Helicopters, poison have no place at the Farallones


The bizarre quote in your June 27 story on the Farallon Islands poison plan, from Doug Cordell, spokesman for the United States Fish and Wildlife Service, that “there really has not been a groundswell of opposition and vigorous antipathy to this date” stopped me in my tracks. Mr. Cordell should remember the controversy this project created, and the public outcry expressed when it was first introduced in 2011.

I attended two meetings on the proposed project in Fort Mason, in 2011 and  in August 2013. Both were well attended by the public. The majority of attendees were shocked and opposed to the suggestion that helicopters dropping over 1 metric ton of loose poison pellets over a wildlife refuge would be considered “conservation.” Both of these meetings were Orwellian in nature—public comment was prohibited—and armed Fish and Wildlife law enforcement agents were present at the 2013 meeting. 

Public opposition to the project included a successful Change.org petition that gathered over 32,000 signatures; an online petition from WildCare; and hundreds of letters of opposition from the public.
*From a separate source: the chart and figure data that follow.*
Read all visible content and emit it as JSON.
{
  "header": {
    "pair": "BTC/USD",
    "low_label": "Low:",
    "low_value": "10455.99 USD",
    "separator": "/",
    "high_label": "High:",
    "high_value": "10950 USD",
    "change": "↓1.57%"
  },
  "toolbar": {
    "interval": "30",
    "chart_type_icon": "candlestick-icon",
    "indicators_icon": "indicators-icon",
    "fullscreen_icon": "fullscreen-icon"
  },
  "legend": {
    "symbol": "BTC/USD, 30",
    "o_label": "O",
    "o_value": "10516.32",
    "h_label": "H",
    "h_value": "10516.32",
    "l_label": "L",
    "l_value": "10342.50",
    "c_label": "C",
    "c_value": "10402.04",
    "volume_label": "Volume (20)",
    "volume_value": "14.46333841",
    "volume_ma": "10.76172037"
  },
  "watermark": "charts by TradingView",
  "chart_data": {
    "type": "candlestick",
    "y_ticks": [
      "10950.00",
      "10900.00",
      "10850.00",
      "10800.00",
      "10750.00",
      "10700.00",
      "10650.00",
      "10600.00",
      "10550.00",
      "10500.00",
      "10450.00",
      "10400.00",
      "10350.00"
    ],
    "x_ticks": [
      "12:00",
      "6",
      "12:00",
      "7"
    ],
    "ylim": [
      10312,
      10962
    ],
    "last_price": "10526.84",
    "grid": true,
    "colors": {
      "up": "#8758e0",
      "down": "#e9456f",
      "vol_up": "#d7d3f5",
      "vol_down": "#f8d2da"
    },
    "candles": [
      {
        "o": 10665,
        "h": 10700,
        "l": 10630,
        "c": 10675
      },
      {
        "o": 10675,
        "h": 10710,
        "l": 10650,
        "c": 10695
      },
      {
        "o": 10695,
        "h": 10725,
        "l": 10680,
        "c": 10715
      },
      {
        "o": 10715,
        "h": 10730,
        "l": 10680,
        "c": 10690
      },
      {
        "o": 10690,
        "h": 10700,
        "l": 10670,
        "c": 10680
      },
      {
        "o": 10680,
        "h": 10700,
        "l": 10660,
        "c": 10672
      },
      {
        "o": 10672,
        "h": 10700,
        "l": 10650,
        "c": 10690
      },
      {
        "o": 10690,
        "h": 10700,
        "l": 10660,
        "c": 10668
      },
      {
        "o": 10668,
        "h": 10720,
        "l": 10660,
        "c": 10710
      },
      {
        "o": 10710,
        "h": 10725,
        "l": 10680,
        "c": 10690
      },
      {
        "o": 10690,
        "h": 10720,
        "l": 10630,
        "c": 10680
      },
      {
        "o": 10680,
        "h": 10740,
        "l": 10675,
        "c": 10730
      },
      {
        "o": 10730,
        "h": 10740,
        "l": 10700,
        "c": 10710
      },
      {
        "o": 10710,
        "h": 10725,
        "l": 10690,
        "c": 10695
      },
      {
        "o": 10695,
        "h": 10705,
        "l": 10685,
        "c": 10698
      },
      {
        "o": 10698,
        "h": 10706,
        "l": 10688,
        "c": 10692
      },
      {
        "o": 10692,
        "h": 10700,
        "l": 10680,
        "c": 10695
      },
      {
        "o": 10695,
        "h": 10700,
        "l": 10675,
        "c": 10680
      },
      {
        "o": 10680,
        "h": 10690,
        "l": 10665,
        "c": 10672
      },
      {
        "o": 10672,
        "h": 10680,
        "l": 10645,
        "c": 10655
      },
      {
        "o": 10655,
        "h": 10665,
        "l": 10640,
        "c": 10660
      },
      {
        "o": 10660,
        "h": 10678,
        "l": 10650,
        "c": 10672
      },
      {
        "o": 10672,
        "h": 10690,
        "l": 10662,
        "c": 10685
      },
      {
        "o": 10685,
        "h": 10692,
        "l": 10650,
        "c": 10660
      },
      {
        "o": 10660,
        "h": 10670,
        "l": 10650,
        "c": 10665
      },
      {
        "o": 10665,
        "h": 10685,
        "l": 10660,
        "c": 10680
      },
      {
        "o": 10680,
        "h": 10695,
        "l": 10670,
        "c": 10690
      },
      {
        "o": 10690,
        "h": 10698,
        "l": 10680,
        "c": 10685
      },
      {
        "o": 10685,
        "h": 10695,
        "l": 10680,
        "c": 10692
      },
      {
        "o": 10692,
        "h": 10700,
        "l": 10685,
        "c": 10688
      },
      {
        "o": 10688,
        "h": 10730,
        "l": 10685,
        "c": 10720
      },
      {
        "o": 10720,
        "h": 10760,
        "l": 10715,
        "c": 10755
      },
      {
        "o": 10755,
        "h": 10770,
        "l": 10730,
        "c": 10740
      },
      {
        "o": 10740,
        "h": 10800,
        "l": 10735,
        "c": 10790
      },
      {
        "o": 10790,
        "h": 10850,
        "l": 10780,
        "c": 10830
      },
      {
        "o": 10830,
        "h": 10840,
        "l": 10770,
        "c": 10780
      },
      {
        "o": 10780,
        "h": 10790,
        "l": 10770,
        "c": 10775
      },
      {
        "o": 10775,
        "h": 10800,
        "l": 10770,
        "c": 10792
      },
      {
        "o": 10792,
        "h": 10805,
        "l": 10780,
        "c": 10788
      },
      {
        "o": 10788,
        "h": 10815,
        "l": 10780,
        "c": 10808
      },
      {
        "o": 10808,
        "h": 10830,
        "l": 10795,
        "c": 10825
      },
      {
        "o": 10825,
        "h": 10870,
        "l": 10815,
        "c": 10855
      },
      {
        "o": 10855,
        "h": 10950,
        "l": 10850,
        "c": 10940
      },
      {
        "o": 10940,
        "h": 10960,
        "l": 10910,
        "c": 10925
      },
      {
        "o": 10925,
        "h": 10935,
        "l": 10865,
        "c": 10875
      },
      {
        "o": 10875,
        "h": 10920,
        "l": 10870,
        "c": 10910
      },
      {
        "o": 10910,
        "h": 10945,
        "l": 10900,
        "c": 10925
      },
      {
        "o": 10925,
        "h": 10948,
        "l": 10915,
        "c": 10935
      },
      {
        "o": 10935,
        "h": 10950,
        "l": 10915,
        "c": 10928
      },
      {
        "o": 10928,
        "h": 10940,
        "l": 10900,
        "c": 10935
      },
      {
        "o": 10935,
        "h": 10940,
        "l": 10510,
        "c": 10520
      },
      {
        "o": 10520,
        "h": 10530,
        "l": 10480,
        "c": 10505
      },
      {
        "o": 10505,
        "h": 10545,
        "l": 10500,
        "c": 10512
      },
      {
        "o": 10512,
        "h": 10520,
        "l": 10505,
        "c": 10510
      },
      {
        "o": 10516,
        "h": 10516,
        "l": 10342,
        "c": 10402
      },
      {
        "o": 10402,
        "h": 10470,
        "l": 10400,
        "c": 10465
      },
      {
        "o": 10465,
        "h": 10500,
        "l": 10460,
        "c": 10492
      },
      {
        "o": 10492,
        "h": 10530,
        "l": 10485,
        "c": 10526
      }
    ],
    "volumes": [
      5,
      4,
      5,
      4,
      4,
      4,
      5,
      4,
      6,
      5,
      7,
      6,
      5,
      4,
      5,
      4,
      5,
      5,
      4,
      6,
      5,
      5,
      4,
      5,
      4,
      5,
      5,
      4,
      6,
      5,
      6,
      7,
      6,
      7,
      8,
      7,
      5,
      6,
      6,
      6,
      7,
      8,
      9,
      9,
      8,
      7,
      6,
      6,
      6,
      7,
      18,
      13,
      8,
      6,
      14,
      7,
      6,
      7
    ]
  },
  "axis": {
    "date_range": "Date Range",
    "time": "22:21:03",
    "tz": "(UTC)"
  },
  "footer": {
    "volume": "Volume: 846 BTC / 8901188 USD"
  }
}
In 2014, with the support of the Animal Legal Defense Fund, a retired Fish and Wildlife biologist and I filed a comprehensive Freedom of Information Act request to research the island eradication industry. 

The information we received back was disturbing. The documents included a law enforcement report done after the Rat Island poison drop in 2008, which listed 10 criminal offenses, including violations of the Migratory Bird Treaty Act, the Bald and Golden Eagle Protection Act and the Federal Insecticide, Fungicide, and Rodenticide Act. The Rat Island project resulted at minimum in over 460 dead birds, including 46 dead bald eagles. And not all poisoned wildlife was accounted for. 

Internal emails released under our FOIA request show that after the failed eradication attempt on Wake Island in 2012, toxicological testing of fish was carried out by the United States Air Force, which maintains a base on Wake Island. After the fish tested positive for brodifacoum—the same poison headed for the Farallones—an Air Force official recommended a 942-day fishing ban, though it is unclear if it was ever implemented.

In 2013, the Obama administration abandoned the proposal for an aerial poison drop at the Farallon Islands as being too risky to our national marine sanctuary and posing an unacceptable threat to adjacent fragile coastal ecosystems and non-target species. Things were silent until March 2019, when Fish and Wildlife released the final environmental impact statement, surprising many members of the public who are concerned about the poison drop. 

Statements made by Fish and Wildlife and quoted in your June 27 article that “impacts will be short-term and not significant” are inaccurate and misleading. Published studies have shown that wildlife exposed to the same toxicants that will be dropped over the Farallones are demonstrating impacts to their immune systems and that genetic changes are also occurring from exposure. Since long-term, thorough ecosystem monitoring is not standard practice with island poison drops, we will never know the full extent of the damage inflicted upon fragile island ecosystems by humans attempting to control nature. 

The gull hazing program outlined is questionable and the success predicted in the final impact statement is unrealistic. I was copied on an email from a containment specialist at Fish and Wildlife that indicated that, at a minimum, 3,000 gulls would be dying very public deaths in many of the popular tourist areas of San Francisco, including Fisherman’s Wharf and Alcatraz Island. More would die if the hazing problem was unsuccessful. 

The wildlife service is proposing the use of toxicants that are the subject of increasing scientific scrutiny and public concern due to their association with the unnecessary death of non-target wildlife during similar air drops on island locations around the world. California has outlawed the retail sale of the same toxic compounds because of the unintended damage these chemicals inflict on eagles, hawks, mountain lions, foxes, bobcats and Pacific fishers. The state currently has a bill in play, A.B. 1788, which would ban the use of these dangerous poisons. 

Is attempting to eradicate mice from an island, which historically has a 38 percent failure rate worldwide, according to a collaborative study published in 2007, even necessary? This is the most difficult question to answer, and every situation is different. Every island must be carefully studied to determine whether a specific animal, plant or insect is truly dominating the ecosystem in a negative way. While the answer may be yes from the human point of view, it is also true that species have been migrating around the globe for as long as the world has existed. If a creature is populating an island to the point that no habitat remains for anything else, then some form of control may be justified. Still, the method must be one that does not destroy the very ecosystem that we are trying to preserve.


Maggie Sergio is a former Fairfax resident who now lives in Aberdeen, North Carolina. A researcher of the global eradication industry, she also served on Marin County's Integrated Pest Management Commission for six years and led an effort to ban rodenticides on county lands in Marin.